Heightened awareness outside of manufacturing has also brought to the fore questions about some of the technology’s potential risks. Some worry that counterfeiting of all sorts of products will become so easy as to be unstoppable. There are even concerns about potential printing and selling of organs on the black market.
Yet there are people such as the members of the Greenville Makers Group, who are raising money to purchase a printer for community use. The group’s community outreach officer, Susan Molnar, purchased her own printer for $450. She uses it to add plastic glow-in-the-dark items to the home-based jewelry-making business she started after illness forced her to leave her job more than a year ago. The printer gives her advantages similar to larger companies.
“You can just imagine a design, which brings my graphics background into it, and I can make it happen without having to special order it,” Molnar said.

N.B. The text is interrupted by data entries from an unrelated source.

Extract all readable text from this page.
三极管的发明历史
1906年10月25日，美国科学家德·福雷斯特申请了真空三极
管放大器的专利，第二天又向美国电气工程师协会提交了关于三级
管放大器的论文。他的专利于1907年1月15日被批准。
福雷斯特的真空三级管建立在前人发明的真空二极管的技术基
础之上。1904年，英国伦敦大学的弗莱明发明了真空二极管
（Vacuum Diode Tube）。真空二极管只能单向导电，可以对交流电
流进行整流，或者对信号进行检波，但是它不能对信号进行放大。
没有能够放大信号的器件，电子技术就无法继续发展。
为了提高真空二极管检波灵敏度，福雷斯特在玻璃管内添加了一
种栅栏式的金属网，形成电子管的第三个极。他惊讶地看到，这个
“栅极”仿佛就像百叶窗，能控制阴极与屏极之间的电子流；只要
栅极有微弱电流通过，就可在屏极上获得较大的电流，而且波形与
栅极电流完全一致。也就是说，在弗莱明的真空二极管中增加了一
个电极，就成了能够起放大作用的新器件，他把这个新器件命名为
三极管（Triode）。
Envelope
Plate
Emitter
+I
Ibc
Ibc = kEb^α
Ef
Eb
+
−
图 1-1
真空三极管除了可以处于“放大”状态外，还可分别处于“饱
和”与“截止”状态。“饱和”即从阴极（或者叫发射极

Design of a complex piece may take a couple of days, but she can move from design to product in 15 minutes. She continues to tinker and learn the machine, and is excited about new materials available for her printer, such as a new composite that looks like wood.
Still, Fay said it’s going to be a while before the “printer in every home” dream comes true.
“That’s really far-fetched for now,” Fay said. “There’s a lot of opportunities right now in manufacturing, biomed, and AEC, but I think widespread consumer adoption is still a ways off.”